Perú y el arbitraje obligatorio en los contratos públicos

01 junio 2015

Perú y el arbitraje obligatorio en los contratos públicos – Carlos A. Soto*

En el Perú, a diferencia de lo que ocurre en otros países del continente americano, la capacidad del Estado para someter sus conflictos a arbitraje no se discute. Al respecto, el artículo 63° de la Constitución Política dispone que el Estado y las demás personas de derecho público pueden someter las controversias derivadas de los contratos que celebren a arbitraje nacional o internacional.

En ese sentido, la Ley de Contrataciones del Estado (D. Leg. N° 1017) ordena que en todo contrato de obra, de consultoría o de bienes y servicios se debe incluir una cláusula que establezca que toda controversia surgida durante la etapa de ejecución del contrato se resuelva mediante conciliación o arbitraje. Y a falta de acuerdo, el artículo 216º del Reglamento de la Ley de Contrataciones del Estado, establece que se incorporará de pleno derecho una cláusula arbitral modelo.

Según el Reglamento de la Ley de Contrataciones del Estado, el arbitraje será de derecho y resuelto por árbitro único o por un tribunal arbitral conformado por tres árbitros. A falta de acuerdo, la controversia será resuelta por árbitro único.

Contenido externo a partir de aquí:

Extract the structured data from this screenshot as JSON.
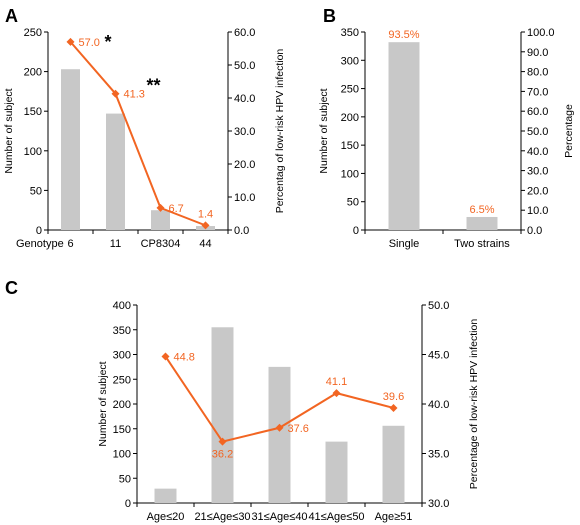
{
  "colors": {
    "bar": "#c8c8c8",
    "line": "#f26522",
    "label": "#f26522",
    "axis": "#000000"
  },
  "chart_data": [
    {
      "panel": "A",
      "type": "bar+line",
      "categories": [
        "6",
        "11",
        "CP8304",
        "44"
      ],
      "x_prefix_label": "Genotype",
      "bar_values": [
        203,
        147,
        25,
        5
      ],
      "line_values": [
        57.0,
        41.3,
        6.7,
        1.4
      ],
      "line_labels": [
        "57.0",
        "41.3",
        "6.7",
        "1.4"
      ],
      "annotations": [
        {
          "index": 0,
          "text": "*"
        },
        {
          "index": 1,
          "text": "**"
        }
      ],
      "ylabel_left": "Number of subject",
      "ylabel_right": "Percentag of low-risk HPV infection",
      "ylim_left": [
        0,
        250
      ],
      "yticks_left": [
        "0",
        "50",
        "100",
        "150",
        "200",
        "250"
      ],
      "ylim_right": [
        0,
        60
      ],
      "yticks_right": [
        "0.0",
        "10.0",
        "20.0",
        "30.0",
        "40.0",
        "50.0",
        "60.0"
      ],
      "grid": false
    },
    {
      "panel": "B",
      "type": "bar",
      "categories": [
        "Single",
        "Two strains"
      ],
      "bar_values": [
        332,
        23
      ],
      "bar_labels": [
        "93.5%",
        "6.5%"
      ],
      "ylabel_left": "Number of subject",
      "ylabel_right": "Percentage",
      "ylim_left": [
        0,
        350
      ],
      "yticks_left": [
        "0",
        "50",
        "100",
        "150",
        "200",
        "250",
        "300",
        "350"
      ],
      "ylim_right": [
        0,
        100
      ],
      "yticks_right": [
        "0.0",
        "10.0",
        "20.0",
        "30.0",
        "40.0",
        "50.0",
        "60.0",
        "70.0",
        "80.0",
        "90.0",
        "100.0"
      ],
      "grid": false
    },
    {
      "panel": "C",
      "type": "bar+line",
      "categories": [
        "Age≤20",
        "21≤Age≤30",
        "31≤Age≤40",
        "41≤Age≤50",
        "Age≥51"
      ],
      "bar_values": [
        29,
        355,
        275,
        124,
        156
      ],
      "line_values": [
        44.8,
        36.2,
        37.6,
        41.1,
        39.6
      ],
      "line_labels": [
        "44.8",
        "36.2",
        "37.6",
        "41.1",
        "39.6"
      ],
      "ylabel_left": "Number of subject",
      "ylabel_right": "Percentage of low-risk HPV infection",
      "ylim_left": [
        0,
        400
      ],
      "yticks_left": [
        "0",
        "50",
        "100",
        "150",
        "200",
        "250",
        "300",
        "350",
        "400"
      ],
      "ylim_right": [
        30,
        50
      ],
      "yticks_right": [
        "30.0",
        "35.0",
        "40.0",
        "45.0",
        "50.0"
      ],
      "grid": false
    }
  ]
}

La normativa aplicable a estos arbitrajes también dispone que la falta de contestación de la demanda o toda oposición formulada contra el arbitraje, no interrumpirá el desarrollo del mismo ni de los respectivos procedimientos para que se lleve a cabo la composición del tribunal arbitral y la tramitación del arbitraje.

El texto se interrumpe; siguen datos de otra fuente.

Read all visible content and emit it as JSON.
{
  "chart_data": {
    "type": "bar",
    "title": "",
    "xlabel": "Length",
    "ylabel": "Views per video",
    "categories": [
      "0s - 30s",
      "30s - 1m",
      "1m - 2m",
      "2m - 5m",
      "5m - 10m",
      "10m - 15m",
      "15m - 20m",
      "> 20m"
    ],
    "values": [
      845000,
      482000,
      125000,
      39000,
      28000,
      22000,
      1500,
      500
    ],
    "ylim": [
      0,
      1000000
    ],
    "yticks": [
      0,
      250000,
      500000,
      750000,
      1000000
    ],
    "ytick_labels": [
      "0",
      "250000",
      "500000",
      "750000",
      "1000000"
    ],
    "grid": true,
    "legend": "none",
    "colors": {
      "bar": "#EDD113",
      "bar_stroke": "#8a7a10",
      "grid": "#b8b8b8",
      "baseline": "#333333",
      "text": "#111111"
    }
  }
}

Del mismo modo se establece enfáticamente que los jueces y autoridades administrativas se abstendrán de oficio o a petición de parte, de conocer las controversias derivadas de la validez, invalidez, rescisión, resolución, nulidad, ejecución o interpretación de los contratos y, en general, cualquier controversia que surja desde la celebración de los mismos, sometidos al arbitraje, debiendo declarar nulo todo lo actuado y el archivamiento definitivo del proceso judicial o administrativo que se hubiere generado, en el estado en que éste se encuentre.

Es importante destacar que el laudo arbitral es inapelable, definitivo y obligatorio para las partes desde el momento de su notificación.

Hoy en día, ni el Estado Peruano ni los proveedores cuestionan la competencia de los tribunales arbitrales, y la práctica arbitral demuestra que en menos de un año las partes resuelven sus controversias; conflictos que en otros tiempos hubiesen tardado 4 o 5 años, aproximadamente, en resolverse ante los tribunales judiciales.

*Carlos A. Soto es Presidente del Instituto Peruano de Arbitraje y Socio fundador del Estudio Carlos Soto & Abogados.